Angenommen ein Kindergarten bietet die kostenlose Beförderung der Kinder mit einem durch einen Betreuer begleiteten Bus an, und ergänzt die Anmeldung dazu mit einer „Verpflichtungserklärung“, die unter anderem folgenden Passus enthalten würde:
„… Wir kennen die möglich Gefahren, die aus der Busbeförderung entstehen können und verpflichten uns, alle daraus erwachsenen Ansprüche zu übernehmen.“
Diese Klausel dürfte ja mit ziemlicher Sicherheit unwirksam sein. Welche Rechtsgrundlage des BGB’s wäre hierzu einschlägig?
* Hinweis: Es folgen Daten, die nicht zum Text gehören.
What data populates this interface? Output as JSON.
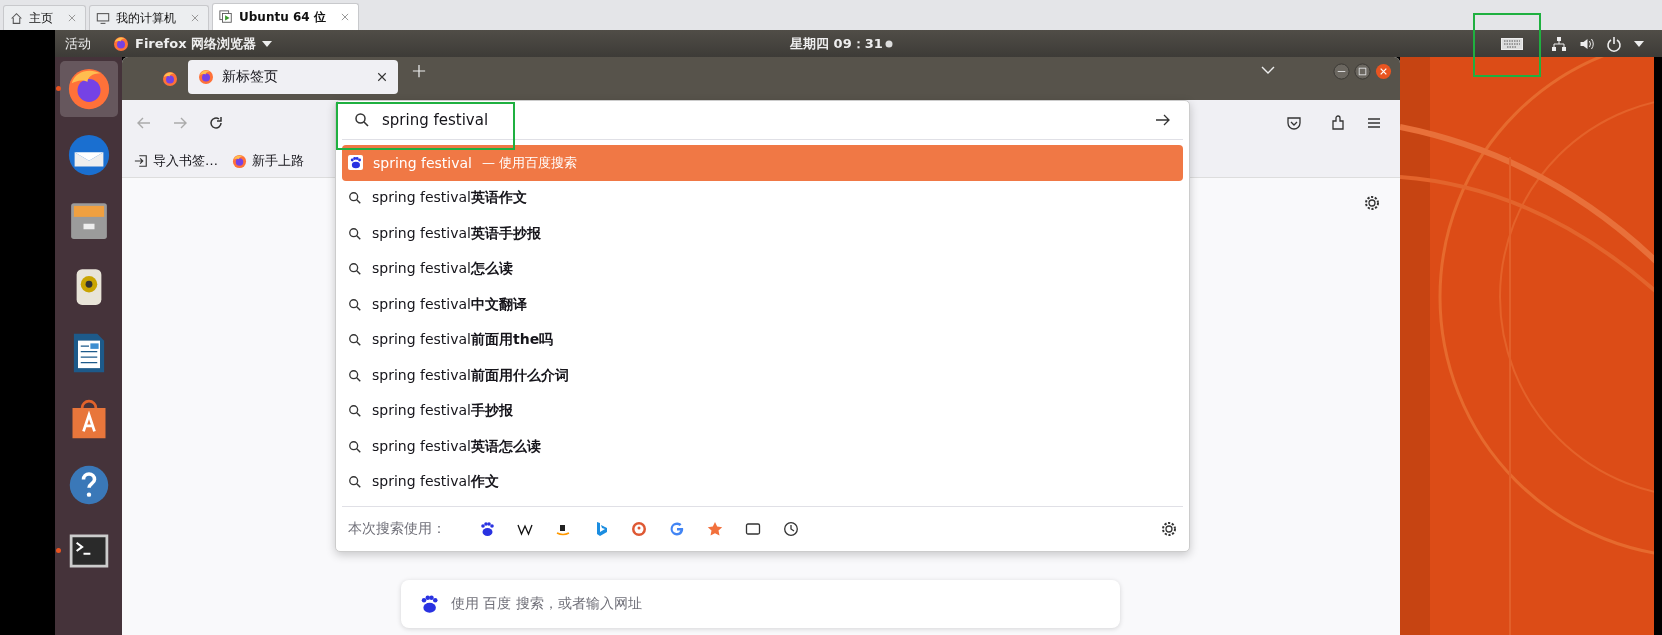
{
  "vm_tabs": [
    {
      "label": "主页",
      "kind": "home",
      "selected": false
    },
    {
      "label": "我的计算机",
      "kind": "computer",
      "selected": false
    },
    {
      "label": "Ubuntu 64 位",
      "kind": "vm",
      "selected": true
    }
  ],
  "top_bar": {
    "activities": "活动",
    "app_menu": "Firefox 网络浏览器",
    "clock": "星期四 09：31"
  },
  "dock": [
    {
      "kind": "firefox",
      "selected": true,
      "running": true
    },
    {
      "kind": "mail",
      "selected": false,
      "running": false
    },
    {
      "kind": "files",
      "selected": false,
      "running": false
    },
    {
      "kind": "music",
      "selected": false,
      "running": false
    },
    {
      "kind": "writer",
      "selected": false,
      "running": false
    },
    {
      "kind": "store",
      "selected": false,
      "running": false
    },
    {
      "kind": "help",
      "selected": false,
      "running": false
    },
    {
      "kind": "terminal",
      "selected": false,
      "running": true
    }
  ],
  "browser": {
    "tabs": [
      {
        "label": "新标签页",
        "selected": true
      }
    ],
    "urlbar": {
      "value": "spring festival"
    },
    "bookmarks": [
      "导入书签…",
      "新手上路"
    ],
    "suggestions": [
      {
        "kind": "engine",
        "text": "spring festival",
        "hint": "— 使用百度搜索",
        "selected": true
      },
      {
        "kind": "search",
        "text": "spring festival**英语作文**",
        "selected": false
      },
      {
        "kind": "search",
        "text": "spring festival**英语手抄报**",
        "selected": false
      },
      {
        "kind": "search",
        "text": "spring festival**怎么读**",
        "selected": false
      },
      {
        "kind": "search",
        "text": "spring festival**中文翻译**",
        "selected": false
      },
      {
        "kind": "search",
        "text": "spring festival**前面用the吗**",
        "selected": false
      },
      {
        "kind": "search",
        "text": "spring festival**前面用什么介词**",
        "selected": false
      },
      {
        "kind": "search",
        "text": "spring festival**手抄报**",
        "selected": false
      },
      {
        "kind": "search",
        "text": "spring festival**英语怎么读**",
        "selected": false
      },
      {
        "kind": "search",
        "text": "spring festival**作文**",
        "selected": false
      }
    ]
  },
  "search_with": {
    "label": "本次搜索使用：",
    "engines": [
      {
        "kind": "baidu"
      },
      {
        "kind": "wikipedia"
      },
      {
        "kind": "amazon"
      },
      {
        "kind": "bing"
      },
      {
        "kind": "duckduckgo"
      },
      {
        "kind": "google"
      },
      {
        "kind": "bookmarks"
      },
      {
        "kind": "tabs"
      },
      {
        "kind": "history"
      }
    ]
  },
  "newtab_search": {
    "placeholder": "使用 百度 搜索，或者输入网址"
  }
}
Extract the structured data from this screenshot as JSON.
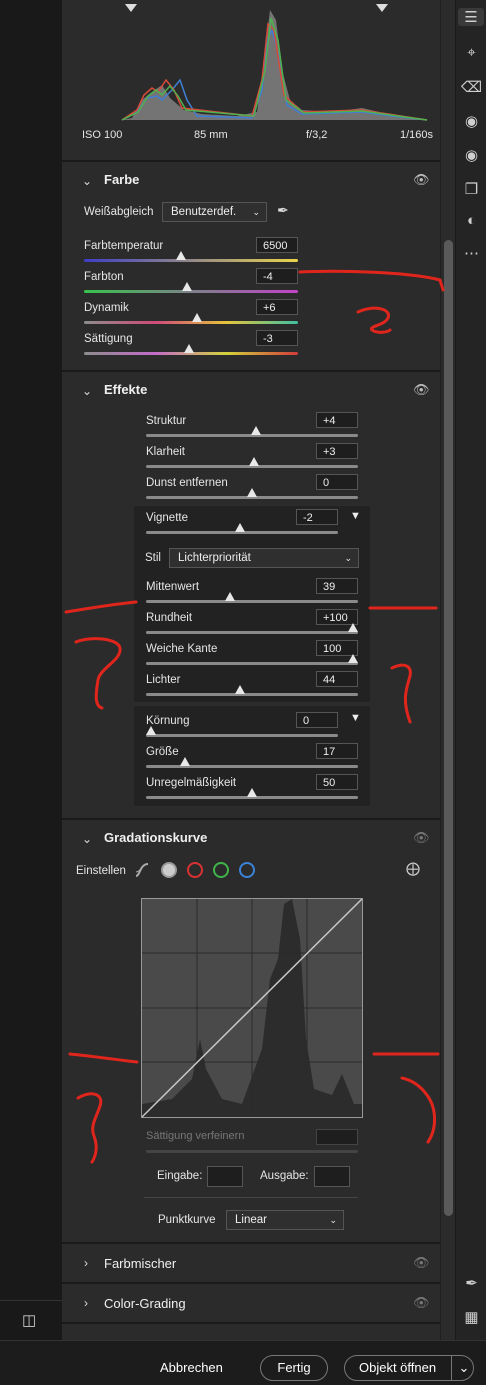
{
  "histogram": {
    "iso": "ISO 100",
    "focal": "85 mm",
    "aperture": "f/3,2",
    "shutter": "1/160s"
  },
  "farbe": {
    "title": "Farbe",
    "wb_label": "Weißabgleich",
    "wb_value": "Benutzerdef.",
    "sliders": [
      {
        "label": "Farbtemperatur",
        "value": "6500",
        "pos": 0.45
      },
      {
        "label": "Farbton",
        "value": "-4",
        "pos": 0.48
      },
      {
        "label": "Dynamik",
        "value": "+6",
        "pos": 0.53
      },
      {
        "label": "Sättigung",
        "value": "-3",
        "pos": 0.49
      }
    ]
  },
  "effekte": {
    "title": "Effekte",
    "sliders": [
      {
        "label": "Struktur",
        "value": "+4",
        "pos": 0.52
      },
      {
        "label": "Klarheit",
        "value": "+3",
        "pos": 0.51
      },
      {
        "label": "Dunst entfernen",
        "value": "0",
        "pos": 0.5
      }
    ],
    "vignette": {
      "label": "Vignette",
      "value": "-2",
      "pos": 0.49
    },
    "stil_label": "Stil",
    "stil_value": "Lichterpriorität",
    "vig_sliders": [
      {
        "label": "Mittenwert",
        "value": "39",
        "pos": 0.39
      },
      {
        "label": "Rundheit",
        "value": "+100",
        "pos": 1.0
      },
      {
        "label": "Weiche Kante",
        "value": "100",
        "pos": 1.0
      },
      {
        "label": "Lichter",
        "value": "44",
        "pos": 0.44
      }
    ],
    "koernung": {
      "label": "Körnung",
      "value": "0",
      "pos": 0.0
    },
    "korn_sliders": [
      {
        "label": "Größe",
        "value": "17",
        "pos": 0.17
      },
      {
        "label": "Unregelmäßigkeit",
        "value": "50",
        "pos": 0.5
      }
    ]
  },
  "gradation": {
    "title": "Gradationskurve",
    "einstellen": "Einstellen",
    "saett_label": "Sättigung verfeinern",
    "eingabe": "Eingabe:",
    "ausgabe": "Ausgabe:",
    "punktkurve": "Punktkurve",
    "punkt_value": "Linear"
  },
  "farbmischer": "Farbmischer",
  "colorgrading": "Color-Grading",
  "footer": {
    "cancel": "Abbrechen",
    "done": "Fertig",
    "open": "Objekt öffnen"
  },
  "colors": {
    "accent_red": "#e0261c",
    "panel": "#2b2b2b"
  },
  "icons": {
    "right": [
      "sliders-icon",
      "crop-icon",
      "eraser-icon",
      "mask-icon",
      "redeye-icon",
      "presets-icon",
      "snapshot-icon",
      "more-icon",
      "eyedropper-icon",
      "grid-icon"
    ]
  }
}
Diese Klausel dürfte ja mit ziemlicher Sicherheit unwirksam
sein. Welche Rechtsgrundlage des BGB’s wäre hierzu
einschlägig?
Ich glaube nicht, dass die Klausel unbedingt unwirksam ist. Bei einer Entgeltlichen Beförderung könnte man wahrscheinlich von einer unwirksamen Klausel ausgehen, wegen der Unetgeltlichkeit könnte dies evtl. nicht der Fall sein. Ich tendiere zwar auch dazu die Klausel als unwirksam zu betrachten, bin mir aber keineswegs sicher.
Die einzige Möglichkeit, die ich sehe die Klausel zu kippen, ist mit Hilfe von §§ 305 ff. BGB. Man kann die Klausel wohl als AGB i.S.v. § 305 BGB erachten. Die Unwirksamkeit müsste sich dann aus den §§ 307-309 BGB ergeben.